Food

Soup’s On in D.C., Thanks to One Jamaican’s Devotion to Gourmet Broths

D.C. diners lean toward seafood, burgers, chili half-smokes and soul food but if Donna Henry, the owner of Soup Up in Northwest, has her way, gourmet soup will take its place in the ranks of haute cuisine within the District.

“Soup encompasses everything,” Henry said. “As our bodies get older, they need more nutrients. Soup puts everything together.”
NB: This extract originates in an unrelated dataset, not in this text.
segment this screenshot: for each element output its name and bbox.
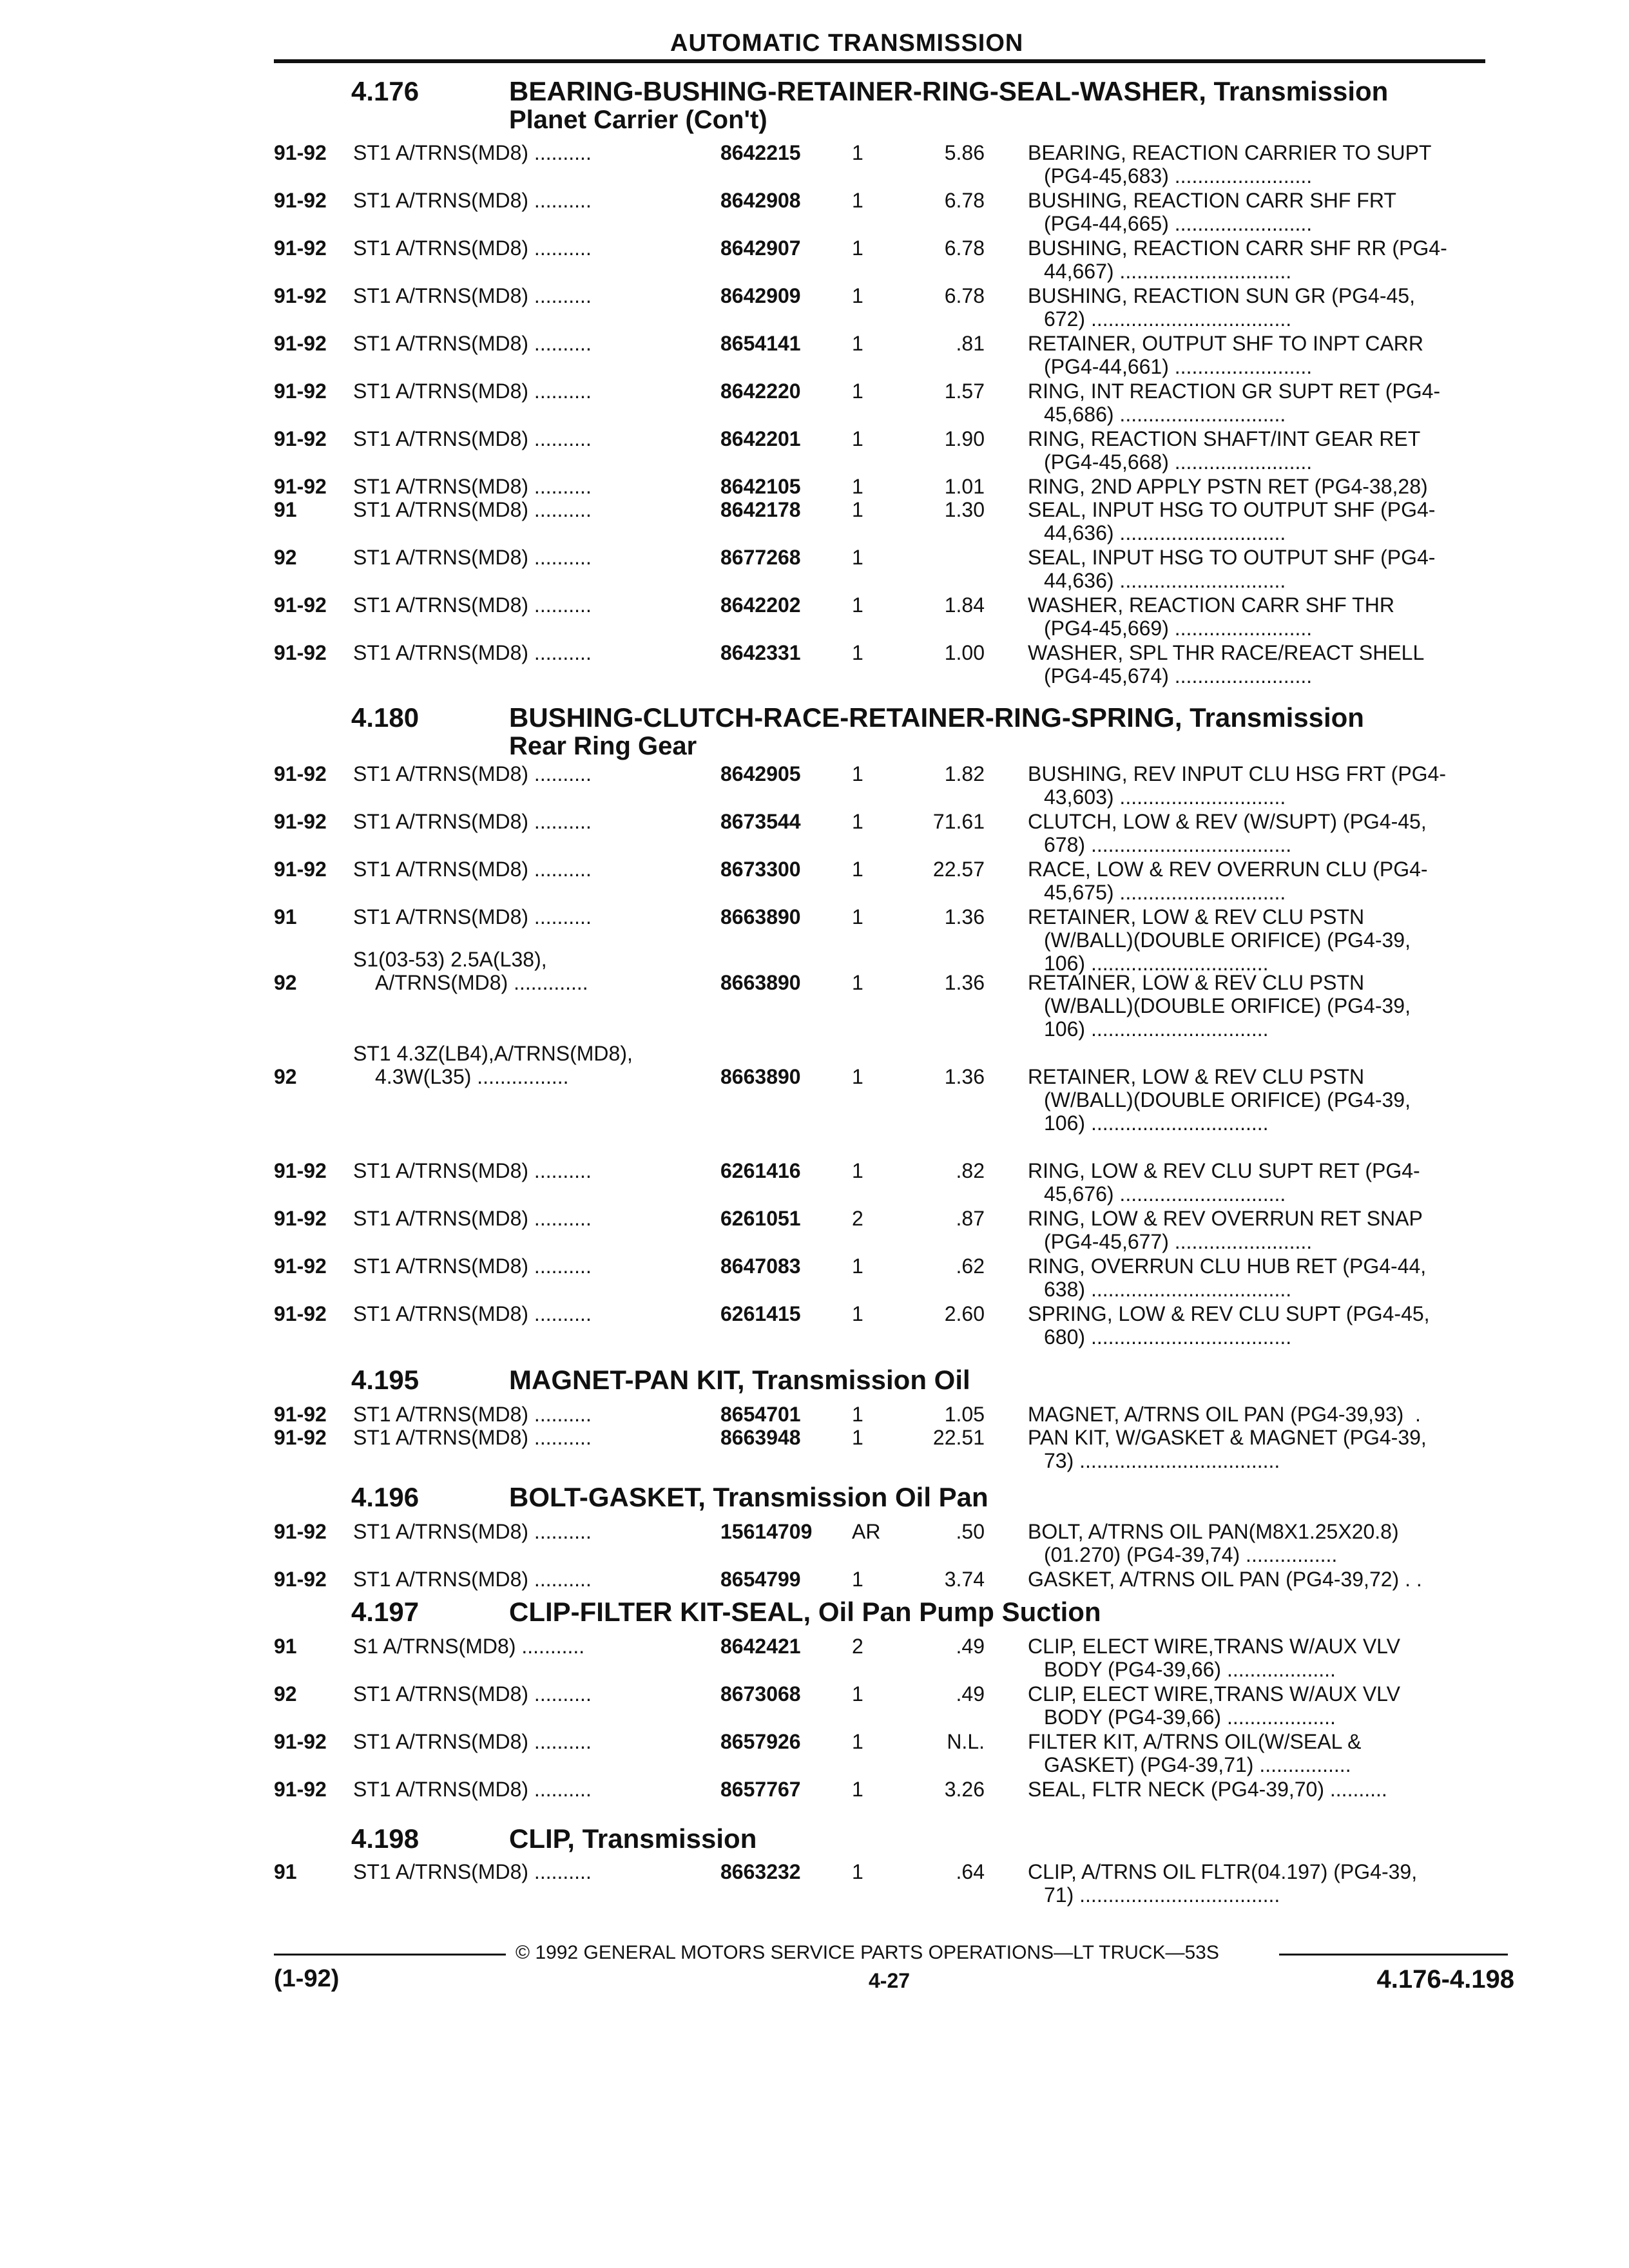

Henry first opened Soup Up in Union Market in 2012. A few years later, she opened her first brick-and-mortar store in Bethesda but shut down in less than a year. She went back to Union Market but never lost her desire for a full-service restaurant. In 2018, Soup Up re-opened in a building on Kennedy Street in Northwest.

The Philosophy of Soup

Henry hails from Jamaica and said in her early years, relatives would make soup for meals and she became hooked on it as the heart of her cuisine. She moved to New York City and kept making it a point to eat soup. For years, she worked in the communications industry. When she moved to the District from New York decades later, she made the decision to take a chance and open a soup eatery.

“I like soup but at the grocery store there was too much sodium in the canned soups,” she said. “I know the sodium keeps the canned soups edible but the shelf life of a can of soup can be weeks. At my restaurant, my soups last only a few days. I want to make sure that the soup is fresh.”

Henry said she adds various spices, herbs and uncommon ingredients to make her soups unique. Plus, soup is a comforting, simple meal to make, she said.

At her establishment, customers can select from among three soups of the day. Sometimes, Go-Go Gumbo, a creamy white bean with roasted chicken, or her lasagna soup, count as the available options. Also on the menu, Henry offers handcrafted spring rolls, sandwiches and wraps, jerk chicken wings and even a brunch replete with waffles, grits and grilled cheese sandwiches. Henry said all of her menu items are “from the farmer to the table” and have no additives, preservatives, dairy or oil.

A ‘Souper’ Future

Henry said she wants to expand her business to the Greater Washington Area’s three airports.

“Airport food is no good,” she said. “The food is not good enough to travel on. I can bring a better and a healthier option for travelers.”

Henry said restaurants in hospitals and military installations also count as venues for the future. The Ward 7 resident said building a restaurant east of the Anacostia River, perhaps in Ward 8, has long been a goal.

“I see growth with Soup Up,” she said. “I will work hard to continue to expand in other markets.”